Все с изумлением смотрят на старика. Он стоит среди майдана, опираясь дрожащею рукою на курчавую головку Захарушки. В этой согбенной фигуре, в этой белой, как кипень, голове с развевающимися по ветру прядями волос, в этих старых, заплаканных глазах так много величия, что буря мгновенно утихает…
– Послушайте, детушки! – продолжает старик дрожащим голосом. – Повнемлите моему смертному наказу!
Потом, протянув руку по направлению к Дону, синяя поверхность которого виднелась за отмелью, старый ермаковец начинает медленно причитать, словно по писаному:
– Эх ты, Дон-Донина, тихой Дон Иванович!

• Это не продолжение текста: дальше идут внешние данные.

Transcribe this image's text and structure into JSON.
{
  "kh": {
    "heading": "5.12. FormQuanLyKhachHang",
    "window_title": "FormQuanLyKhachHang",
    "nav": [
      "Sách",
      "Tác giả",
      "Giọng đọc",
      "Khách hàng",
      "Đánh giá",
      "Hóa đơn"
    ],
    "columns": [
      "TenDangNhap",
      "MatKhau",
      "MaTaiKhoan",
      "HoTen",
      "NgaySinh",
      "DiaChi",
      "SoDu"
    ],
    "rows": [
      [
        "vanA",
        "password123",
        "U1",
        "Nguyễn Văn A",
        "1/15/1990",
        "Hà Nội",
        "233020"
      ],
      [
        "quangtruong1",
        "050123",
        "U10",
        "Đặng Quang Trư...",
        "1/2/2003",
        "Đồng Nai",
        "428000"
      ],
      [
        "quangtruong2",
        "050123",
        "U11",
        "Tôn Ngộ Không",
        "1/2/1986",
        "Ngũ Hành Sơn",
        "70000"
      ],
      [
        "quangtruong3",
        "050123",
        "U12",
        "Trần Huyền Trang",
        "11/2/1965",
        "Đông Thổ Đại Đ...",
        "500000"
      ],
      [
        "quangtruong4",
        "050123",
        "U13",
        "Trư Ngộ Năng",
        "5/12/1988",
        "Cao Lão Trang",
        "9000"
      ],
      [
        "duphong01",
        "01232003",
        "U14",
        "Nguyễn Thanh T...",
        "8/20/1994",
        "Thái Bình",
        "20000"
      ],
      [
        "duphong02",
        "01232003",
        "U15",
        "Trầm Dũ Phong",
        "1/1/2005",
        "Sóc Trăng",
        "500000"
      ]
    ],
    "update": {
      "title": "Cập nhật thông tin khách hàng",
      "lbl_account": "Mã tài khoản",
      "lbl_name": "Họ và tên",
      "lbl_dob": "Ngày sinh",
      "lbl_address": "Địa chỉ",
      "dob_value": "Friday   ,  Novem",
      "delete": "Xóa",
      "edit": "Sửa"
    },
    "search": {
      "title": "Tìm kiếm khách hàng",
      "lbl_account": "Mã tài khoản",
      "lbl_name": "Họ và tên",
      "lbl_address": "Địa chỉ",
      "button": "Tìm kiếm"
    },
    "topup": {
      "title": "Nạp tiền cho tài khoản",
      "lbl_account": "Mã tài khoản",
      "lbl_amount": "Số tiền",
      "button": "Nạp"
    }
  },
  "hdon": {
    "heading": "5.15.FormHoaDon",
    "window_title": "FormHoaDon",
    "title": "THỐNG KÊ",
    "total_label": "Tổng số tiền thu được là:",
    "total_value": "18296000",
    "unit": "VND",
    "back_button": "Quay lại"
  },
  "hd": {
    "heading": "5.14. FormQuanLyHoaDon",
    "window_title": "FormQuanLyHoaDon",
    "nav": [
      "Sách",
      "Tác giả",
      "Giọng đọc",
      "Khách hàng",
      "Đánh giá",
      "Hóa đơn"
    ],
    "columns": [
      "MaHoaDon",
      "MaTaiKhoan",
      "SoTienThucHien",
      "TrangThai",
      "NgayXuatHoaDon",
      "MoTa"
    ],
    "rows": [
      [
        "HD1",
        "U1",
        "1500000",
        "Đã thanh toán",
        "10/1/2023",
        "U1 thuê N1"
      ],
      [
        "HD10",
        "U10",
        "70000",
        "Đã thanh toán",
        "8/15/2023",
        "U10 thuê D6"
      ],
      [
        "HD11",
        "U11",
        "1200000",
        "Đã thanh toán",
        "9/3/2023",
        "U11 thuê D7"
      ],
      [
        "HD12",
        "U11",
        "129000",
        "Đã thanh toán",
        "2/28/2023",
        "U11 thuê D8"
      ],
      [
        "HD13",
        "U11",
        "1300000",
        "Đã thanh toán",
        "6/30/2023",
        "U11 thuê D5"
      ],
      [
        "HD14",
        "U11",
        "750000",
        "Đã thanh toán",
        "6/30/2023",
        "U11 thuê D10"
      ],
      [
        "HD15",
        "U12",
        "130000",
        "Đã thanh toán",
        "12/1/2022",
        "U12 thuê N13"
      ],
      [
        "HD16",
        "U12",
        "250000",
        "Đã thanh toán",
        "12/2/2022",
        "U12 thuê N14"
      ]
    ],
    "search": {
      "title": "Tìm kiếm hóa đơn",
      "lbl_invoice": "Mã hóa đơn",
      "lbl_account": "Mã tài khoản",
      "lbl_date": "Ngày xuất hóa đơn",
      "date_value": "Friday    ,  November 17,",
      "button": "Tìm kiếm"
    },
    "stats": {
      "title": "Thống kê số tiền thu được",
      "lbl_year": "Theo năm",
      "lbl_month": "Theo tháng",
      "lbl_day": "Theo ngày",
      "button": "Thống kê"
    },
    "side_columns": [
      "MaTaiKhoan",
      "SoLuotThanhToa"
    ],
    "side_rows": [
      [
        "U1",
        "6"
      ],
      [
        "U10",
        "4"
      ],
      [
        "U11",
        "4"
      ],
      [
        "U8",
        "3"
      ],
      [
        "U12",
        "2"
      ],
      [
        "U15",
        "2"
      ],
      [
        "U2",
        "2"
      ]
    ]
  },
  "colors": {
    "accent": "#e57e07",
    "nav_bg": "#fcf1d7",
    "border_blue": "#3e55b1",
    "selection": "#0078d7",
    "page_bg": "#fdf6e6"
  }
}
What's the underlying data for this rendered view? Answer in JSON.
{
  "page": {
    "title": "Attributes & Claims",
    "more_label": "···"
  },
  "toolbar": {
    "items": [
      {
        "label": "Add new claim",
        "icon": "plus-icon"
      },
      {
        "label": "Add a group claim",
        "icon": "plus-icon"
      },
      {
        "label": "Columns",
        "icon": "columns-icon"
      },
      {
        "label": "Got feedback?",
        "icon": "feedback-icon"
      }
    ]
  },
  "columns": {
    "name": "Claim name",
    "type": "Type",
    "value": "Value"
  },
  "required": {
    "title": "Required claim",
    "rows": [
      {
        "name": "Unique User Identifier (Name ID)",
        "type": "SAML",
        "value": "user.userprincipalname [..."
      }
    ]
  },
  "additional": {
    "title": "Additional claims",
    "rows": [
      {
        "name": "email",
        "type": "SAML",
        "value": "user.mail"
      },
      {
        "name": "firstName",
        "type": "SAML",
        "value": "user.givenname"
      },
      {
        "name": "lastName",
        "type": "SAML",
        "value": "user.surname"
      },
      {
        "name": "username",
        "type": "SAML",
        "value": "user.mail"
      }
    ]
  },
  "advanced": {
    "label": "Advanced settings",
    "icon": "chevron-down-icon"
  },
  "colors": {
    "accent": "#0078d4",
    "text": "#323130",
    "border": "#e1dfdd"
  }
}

Повнемли ты моему наказу смертному. Немало я пожил с тобою, тихой Донушка, немало и Волгой-рекой хаживал, и Камой-рекой плавывал, и в Сибирушке студеной бывал, – немало пожито, немало продумано-погадано. Родился ты, Дон Иванович, в Московской земле, и поят-кормят тебя московские реченьки, и детки твои, донские храбрые казаченьки, – все тоей же Московской земли детушки, – ин быть тебе, тихой Дон Иванович, со Московскою землею заодно!